Gav swallowed, his mouth gone suddenly dry. “I do.”

“Good.” The other wizard’s eyes narrowed. “Any resistance?”

“The… the king is attempting a ransom,” Gav offered after a pause. He had no idea what the other wizard expected, and the small frightened mammal part of his brain was insisting that he meet those expectations. Right now. He didn’t know what Zarconar would do if he didn’t. He didn’t want to find out.

That seemed to amuse the other wizard. One lip curled up in a smile. “Anything appealing?”

“A small fortune?
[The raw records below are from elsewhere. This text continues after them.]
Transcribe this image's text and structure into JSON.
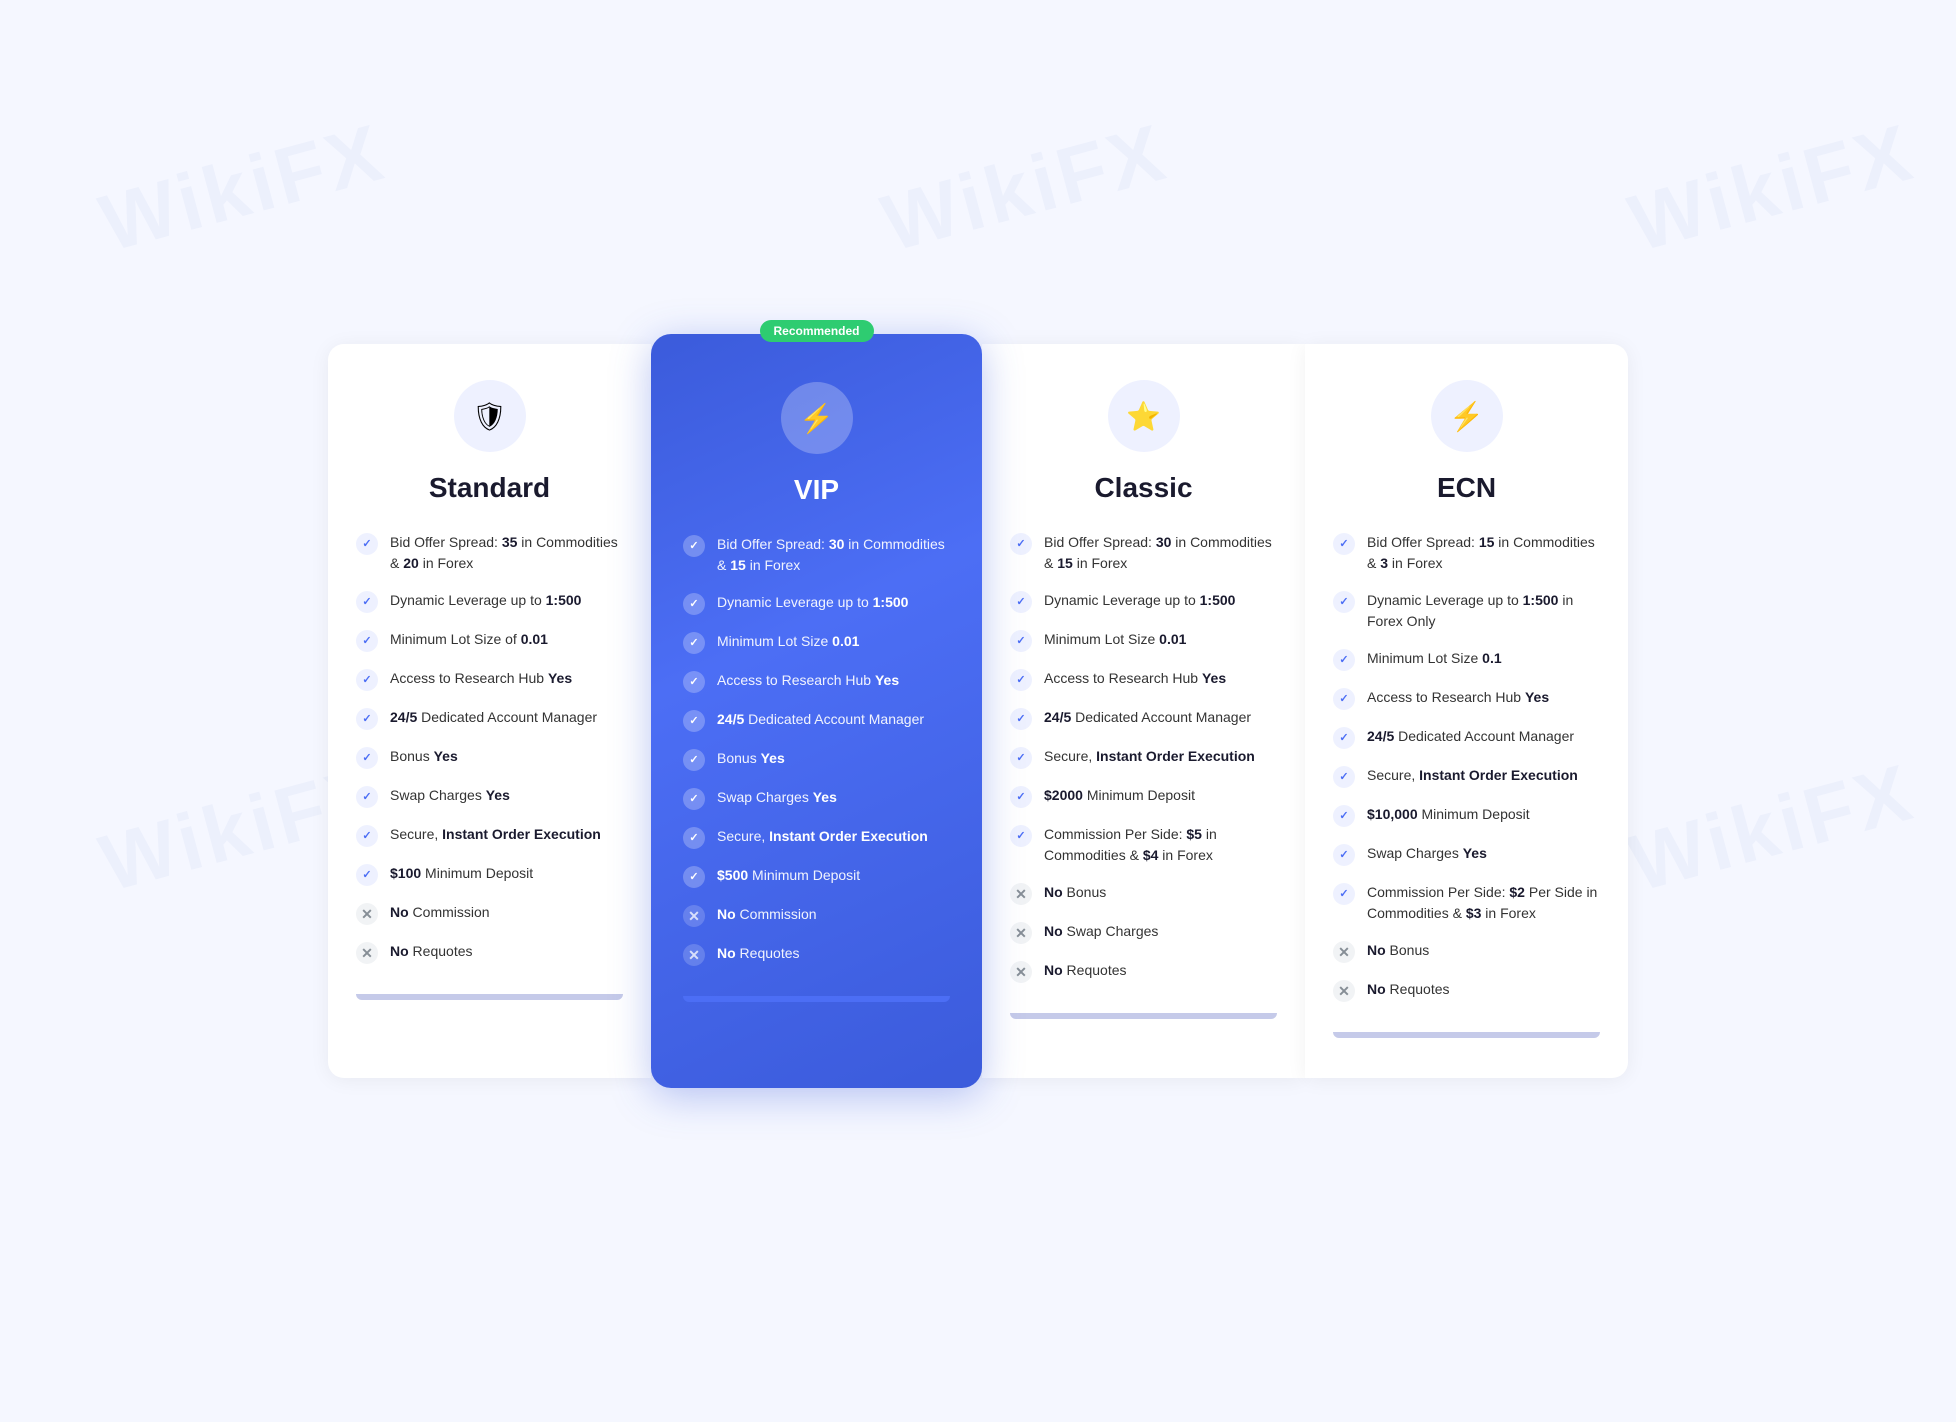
{
  "watermark": "WikiFX",
  "recommended_label": "Recommended",
  "plans": [
    {
      "id": "standard",
      "name": "Standard",
      "icon": "🛡",
      "is_vip": false,
      "is_recommended": false,
      "features": [
        {
          "check": true,
          "text": "Bid Offer Spread: <b>35</b> in Commodities & <b>20</b> in Forex"
        },
        {
          "check": true,
          "text": "Dynamic Leverage up to <b>1:500</b>"
        },
        {
          "check": true,
          "text": "Minimum Lot Size of <b>0.01</b>"
        },
        {
          "check": true,
          "text": "Access to Research Hub <b>Yes</b>"
        },
        {
          "check": true,
          "text": "<b>24/5</b> Dedicated Account Manager"
        },
        {
          "check": true,
          "text": "Bonus <b>Yes</b>"
        },
        {
          "check": true,
          "text": "Swap Charges <b>Yes</b>"
        },
        {
          "check": true,
          "text": "Secure, <b>Instant Order Execution</b>"
        },
        {
          "check": true,
          "text": "<b>$100</b> Minimum Deposit"
        },
        {
          "check": false,
          "text": "<b>No</b> Commission"
        },
        {
          "check": false,
          "text": "<b>No</b> Requotes"
        }
      ]
    },
    {
      "id": "vip",
      "name": "VIP",
      "icon": "⚡",
      "is_vip": true,
      "is_recommended": true,
      "features": [
        {
          "check": true,
          "text": "Bid Offer Spread: <b>30</b> in Commodities & <b>15</b> in Forex"
        },
        {
          "check": true,
          "text": "Dynamic Leverage up to <b>1:500</b>"
        },
        {
          "check": true,
          "text": "Minimum Lot Size <b>0.01</b>"
        },
        {
          "check": true,
          "text": "Access to Research Hub <b>Yes</b>"
        },
        {
          "check": true,
          "text": "<b>24/5</b> Dedicated Account Manager"
        },
        {
          "check": true,
          "text": "Bonus <b>Yes</b>"
        },
        {
          "check": true,
          "text": "Swap Charges <b>Yes</b>"
        },
        {
          "check": true,
          "text": "Secure, <b>Instant Order Execution</b>"
        },
        {
          "check": true,
          "text": "<b>$500</b> Minimum Deposit"
        },
        {
          "check": false,
          "text": "<b>No</b> Commission"
        },
        {
          "check": false,
          "text": "<b>No</b> Requotes"
        }
      ]
    },
    {
      "id": "classic",
      "name": "Classic",
      "icon": "⭐",
      "is_vip": false,
      "is_recommended": false,
      "features": [
        {
          "check": true,
          "text": "Bid Offer Spread: <b>30</b> in Commodities & <b>15</b> in Forex"
        },
        {
          "check": true,
          "text": "Dynamic Leverage up to <b>1:500</b>"
        },
        {
          "check": true,
          "text": "Minimum Lot Size <b>0.01</b>"
        },
        {
          "check": true,
          "text": "Access to Research Hub <b>Yes</b>"
        },
        {
          "check": true,
          "text": "<b>24/5</b> Dedicated Account Manager"
        },
        {
          "check": true,
          "text": "Secure, <b>Instant Order Execution</b>"
        },
        {
          "check": true,
          "text": "<b>$2000</b> Minimum Deposit"
        },
        {
          "check": true,
          "text": "Commission Per Side: <b>$5</b> in Commodities & <b>$4</b> in Forex"
        },
        {
          "check": false,
          "text": "<b>No</b> Bonus"
        },
        {
          "check": false,
          "text": "<b>No</b> Swap Charges"
        },
        {
          "check": false,
          "text": "<b>No</b> Requotes"
        }
      ]
    },
    {
      "id": "ecn",
      "name": "ECN",
      "icon": "⚡",
      "is_vip": false,
      "is_recommended": false,
      "features": [
        {
          "check": true,
          "text": "Bid Offer Spread: <b>15</b> in Commodities & <b>3</b> in Forex"
        },
        {
          "check": true,
          "text": "Dynamic Leverage up to <b>1:500</b> in Forex Only"
        },
        {
          "check": true,
          "text": "Minimum Lot Size <b>0.1</b>"
        },
        {
          "check": true,
          "text": "Access to Research Hub <b>Yes</b>"
        },
        {
          "check": true,
          "text": "<b>24/5</b> Dedicated Account Manager"
        },
        {
          "check": true,
          "text": "Secure, <b>Instant Order Execution</b>"
        },
        {
          "check": true,
          "text": "<b>$10,000</b> Minimum Deposit"
        },
        {
          "check": true,
          "text": "Swap Charges <b>Yes</b>"
        },
        {
          "check": true,
          "text": "Commission Per Side: <b>$2</b> Per Side in Commodities & <b>$3</b> in Forex"
        },
        {
          "check": false,
          "text": "<b>No</b> Bonus"
        },
        {
          "check": false,
          "text": "<b>No</b> Requotes"
        }
      ]
    }
  ]
}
No land, though.” He forced a smile of his own. “A little insulting, really. You’d think he barely cared for the girl.”

Zarconar’s laughter boomed. It didn’t make Gav feel particularly reassured. “Feeling bold today, are you?”

Gav could feel the blood rush out of his face, leaving him dizzy. Zarconar could tell something was wrong. How should he behave? Obsequious? Terrified? No, he’d made his choice and had to bluff it out.

“I did my part.”

The gleaming eyes narrowed. “The first part, at least. Now we must wait for Valevna and Xaxus to complete theirs.”

Without any other ideas, Gav nodded.

Another smile played around Zarconar’s lips. It promised things, things Gav did not want to see delivered. “For the moment, you need merely hold her. And not get any foolish ideas. You can do that much, can’t you, Gavrax?”

“No foolish ideas,” Gav repeated faintly.

“Excellent,” said Zarconar. “We’ll speak again in three days.”

Gav nodded, still dizzy.

The mirror winked out.

He collapsed back into the chair. Then he sat bolt upright again, speaking the words that would close his side of the connection. He pulled the cloth back over.

Then he collapsed back into the chair again.

So the plan in question hadn’t started with him. Not good. No, it was being masterminded by a man with ensorcelled skin who should have been ridiculous but instead turned his bowels to water. Even now, his insides were spasming, demanding that he find himself a privy and soon. Worse and worse. And there were at least two more parties involved, probably also Dark Wizards, going by those ridiculous names. They couldn’t be named normal things, like Bo or Trevan. They had to have named themselves that. He wondered what monstrosity Zarconar slept in at night. Probably a bed carved to look like a dragon’s mouth. Or maybe on the backs of a dozen weeping virgins.

What was he going to do? Any thoughts of releasing Princess Eliasha fled out the window. Definitely not an option. He felt bad; he didn’t actually wish harm on the girl, but a quick consideration revealed he was not going to risk Zarconar’s wrath for some stranger, no matter how pretty. He’d have to do more research, he realized. This was just the first part of Zarconar’s plan, and he could not afford to disappoint him in parts two through whatever. What he was not going to do was admit to Zarconar that he couldn’t remember the rest. Zarconar seemed like the type who only valued people as long as they remained useful. The last thing Gav wanted was to become a liability. Liabilities got eliminated.

And Gav very much wanted to survive.